Ben Fanelli était derrière le filet et ne pouvait se protéger lorsque Michael Liambatis (Erie) l'a mis en échec. Sa tête a heurté violemment la baie vitrée et un support de métal. Il a perdu son casque et une scène qu'on ne veut jamais voir a suivi alors qu'il a chuté tête première sur la patinoire. Le sang coule à flots, c'est l'horreur dans l'amphithéâtre. Sa mère, qui assiste au match, s'évanouit.
Transporté à l'hôpital local, Fanelli est transféré en hélicoptère dans un centre hospitalier à Hamilton presque immédiatement. On dit que son état est critique, mais qu'il est stable.
Pour ce qui est des joueurs des Remparts, c'est évidemment beaucoup moins grave, mais quand même préoccupant. À Moncton jeudi, Samuel Lachance, victime d'une mise en échec par derrière, a subi une commotion cérébrale, une coupure au front et une autre sous le nez. Vendredi à Charlottetown, c'est au tour de Martin Lefebvre de subir une dure mise en échec et il est coupé au dessus d'un oeil.
«Ce sont les coupures au niveau de la tête qui me préoccupent le plus», a dit Patrick Roy, hier à Sydney (les Remparts affrontent les Screaming Eagles cet après-midi). «Est-ce que les casques sont bien adaptés au hockey d'aujourd'hui? Je me pose la question. C'est inquiétant de voir des jeunes subir de telles blessures. Il va falloir se pencher là-dessus.»
Roy a trois interrogations concernant l'équipement protecteur. La première au niveau de la qualité de la protection. La deuxième sur la façon dont les jeunes portent l'équipement en question. Et la troisième, sur la façon dont les joueurs frappent aujourd'hui.

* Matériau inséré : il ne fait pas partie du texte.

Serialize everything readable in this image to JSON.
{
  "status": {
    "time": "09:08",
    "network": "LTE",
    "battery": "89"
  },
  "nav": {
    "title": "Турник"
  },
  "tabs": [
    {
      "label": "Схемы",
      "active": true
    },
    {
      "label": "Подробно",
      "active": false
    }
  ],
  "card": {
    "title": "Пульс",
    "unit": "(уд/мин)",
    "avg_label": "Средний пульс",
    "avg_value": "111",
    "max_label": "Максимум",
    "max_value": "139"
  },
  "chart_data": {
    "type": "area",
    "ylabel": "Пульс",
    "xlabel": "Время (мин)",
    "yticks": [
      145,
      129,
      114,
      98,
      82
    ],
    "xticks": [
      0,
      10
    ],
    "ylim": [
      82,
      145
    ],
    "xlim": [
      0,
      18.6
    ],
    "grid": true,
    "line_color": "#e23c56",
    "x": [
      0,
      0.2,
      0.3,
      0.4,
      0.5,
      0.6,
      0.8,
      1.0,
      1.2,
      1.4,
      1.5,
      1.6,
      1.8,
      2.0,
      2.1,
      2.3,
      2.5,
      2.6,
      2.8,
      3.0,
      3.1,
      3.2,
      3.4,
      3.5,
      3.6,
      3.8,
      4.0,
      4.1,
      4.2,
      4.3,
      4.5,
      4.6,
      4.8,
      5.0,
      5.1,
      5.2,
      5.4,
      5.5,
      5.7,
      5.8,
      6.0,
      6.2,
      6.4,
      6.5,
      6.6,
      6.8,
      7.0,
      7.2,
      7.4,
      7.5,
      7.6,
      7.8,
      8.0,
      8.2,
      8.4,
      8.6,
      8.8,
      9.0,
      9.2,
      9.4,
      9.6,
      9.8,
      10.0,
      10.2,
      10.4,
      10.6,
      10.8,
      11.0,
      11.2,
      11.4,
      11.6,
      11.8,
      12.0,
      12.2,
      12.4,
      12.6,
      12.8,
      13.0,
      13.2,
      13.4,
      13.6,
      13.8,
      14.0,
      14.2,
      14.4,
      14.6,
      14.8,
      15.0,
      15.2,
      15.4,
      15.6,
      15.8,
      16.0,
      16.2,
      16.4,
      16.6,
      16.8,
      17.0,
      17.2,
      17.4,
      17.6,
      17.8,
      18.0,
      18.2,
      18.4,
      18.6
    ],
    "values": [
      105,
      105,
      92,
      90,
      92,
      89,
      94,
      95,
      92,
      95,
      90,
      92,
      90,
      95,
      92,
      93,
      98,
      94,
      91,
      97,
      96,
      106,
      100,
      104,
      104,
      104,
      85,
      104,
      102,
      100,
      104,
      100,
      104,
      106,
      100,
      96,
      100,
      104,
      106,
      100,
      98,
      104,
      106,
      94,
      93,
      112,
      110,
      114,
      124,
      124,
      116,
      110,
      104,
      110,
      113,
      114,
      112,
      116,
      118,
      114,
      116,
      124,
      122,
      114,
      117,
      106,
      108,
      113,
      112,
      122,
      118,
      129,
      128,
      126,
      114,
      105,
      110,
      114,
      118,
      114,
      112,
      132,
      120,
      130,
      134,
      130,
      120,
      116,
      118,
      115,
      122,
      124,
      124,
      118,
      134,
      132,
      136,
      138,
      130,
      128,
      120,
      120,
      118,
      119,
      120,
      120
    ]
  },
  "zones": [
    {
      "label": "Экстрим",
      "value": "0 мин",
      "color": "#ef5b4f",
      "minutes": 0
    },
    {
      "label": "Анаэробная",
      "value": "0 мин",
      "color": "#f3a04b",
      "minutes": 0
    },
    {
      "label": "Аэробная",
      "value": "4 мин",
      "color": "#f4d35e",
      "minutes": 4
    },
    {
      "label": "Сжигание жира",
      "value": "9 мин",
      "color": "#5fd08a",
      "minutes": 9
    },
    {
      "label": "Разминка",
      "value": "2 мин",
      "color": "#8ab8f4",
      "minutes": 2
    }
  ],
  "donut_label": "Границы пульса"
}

Lors d'une conversation à bâtons rompus, nous avons discuté de la responsabilité des jeunes de bien porter leur équipement. Et aussi de la responsabilité des dirigeants de s'assurer que l'équipement soit bien porté. «C'est un bon point, a reconnu Roy. Peut-être que je devrai me montrer plus sévère avec les jeunes qui pensent plus à bien paraître sur la glace plutôt qu'à bien se protéger.» Une histoire à suivre.